Certain data structures are much easier to implement using static arrays (for example, object pools with statically-sized chunks).
> Global arrays already have that extra indirection.
You mean TLS?
Arrays in the data segment have a fixed address. This means that arr.ptr is actually known at compile time (whether the language exposes it or not). arr[5] involves no address calculation at all during program execution as well.
> True, then it goes into the BSS segment, but the other issues still apply
> that are not fixable by changing the compiler (i.e. executable bloat).
BSS does not bloat executable size, only virtual memory.
Comment #12 by dlang-bugzilla — 2015-05-22T10:49:15Z
(In reply to Vladimir Panteleev from comment #11)
> Arrays in the data segment have a fixed address. This means that arr.ptr is
> actually known at compile time (whether the language exposes it or not).
Sorry, that's wrong. It's known at link time.
Comment #13 by bugzilla — 2015-05-22T10:49:26Z
Oh, and lest I forget, using large thread local static arrays is surely going to be a mistake, as it'll consume memory for every thread, and will make thread creation quite expensive.
Comment #14 by bugzilla — 2015-05-22T10:57:10Z
(In reply to Vladimir Panteleev from comment #11)

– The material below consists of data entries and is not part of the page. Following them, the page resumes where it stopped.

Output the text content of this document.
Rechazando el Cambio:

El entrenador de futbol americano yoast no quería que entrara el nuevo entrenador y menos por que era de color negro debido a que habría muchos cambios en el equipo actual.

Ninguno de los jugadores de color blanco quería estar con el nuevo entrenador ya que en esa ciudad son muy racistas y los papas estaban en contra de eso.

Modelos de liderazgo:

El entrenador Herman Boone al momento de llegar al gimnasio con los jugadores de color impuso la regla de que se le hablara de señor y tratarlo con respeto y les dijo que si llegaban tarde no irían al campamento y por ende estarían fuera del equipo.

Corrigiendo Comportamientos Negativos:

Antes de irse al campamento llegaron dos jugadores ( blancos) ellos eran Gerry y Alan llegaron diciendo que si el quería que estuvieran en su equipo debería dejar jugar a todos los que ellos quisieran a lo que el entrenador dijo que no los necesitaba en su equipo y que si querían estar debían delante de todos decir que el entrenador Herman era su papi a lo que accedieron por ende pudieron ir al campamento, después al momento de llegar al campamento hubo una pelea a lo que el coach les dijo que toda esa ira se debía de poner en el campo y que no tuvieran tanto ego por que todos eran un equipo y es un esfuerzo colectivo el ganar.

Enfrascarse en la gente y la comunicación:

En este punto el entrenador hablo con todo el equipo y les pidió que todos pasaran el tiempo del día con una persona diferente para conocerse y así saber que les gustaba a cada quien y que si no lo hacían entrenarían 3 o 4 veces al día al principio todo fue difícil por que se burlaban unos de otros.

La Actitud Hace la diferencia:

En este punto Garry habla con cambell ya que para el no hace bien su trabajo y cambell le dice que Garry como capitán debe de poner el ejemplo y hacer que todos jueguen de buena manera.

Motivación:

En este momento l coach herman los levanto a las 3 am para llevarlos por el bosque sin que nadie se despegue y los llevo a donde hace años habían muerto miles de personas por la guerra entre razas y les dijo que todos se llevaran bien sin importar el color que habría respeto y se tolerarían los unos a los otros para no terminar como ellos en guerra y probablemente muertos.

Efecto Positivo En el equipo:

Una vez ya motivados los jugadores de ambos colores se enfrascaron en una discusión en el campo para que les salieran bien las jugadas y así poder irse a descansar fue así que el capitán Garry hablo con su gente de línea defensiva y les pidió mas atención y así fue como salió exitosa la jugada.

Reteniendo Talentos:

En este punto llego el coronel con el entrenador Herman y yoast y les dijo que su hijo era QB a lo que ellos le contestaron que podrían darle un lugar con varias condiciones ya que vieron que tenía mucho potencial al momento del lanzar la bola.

> Certain data structures are much easier to implement using static arrays
> (for example, object pools with statically-sized chunks).
>
> > Global arrays already have that extra indirection.
>
> You mean TLS?
Take a look at the code generated for global data. In 64 bit code, it's all relative to the program counter. In 32 bit code, it's indirect because of shared library support (PIC).
> Arrays in the data segment have a fixed address. This means that arr.ptr is
> actually known at compile time (whether the language exposes it or not).
Link time, not compile time.
> arr[5] involves no address calculation at all during program execution as
> well.
That died a couple decades ago with the advent of DLLs. x86-64 bit code doesn't even have a direct addressing mode. Even the presumably direct addressing modes in x32 are indirect because of the segment registers, and despite that, the CPU does such a good job of address pipelining you'll never see the effect of using a register offset.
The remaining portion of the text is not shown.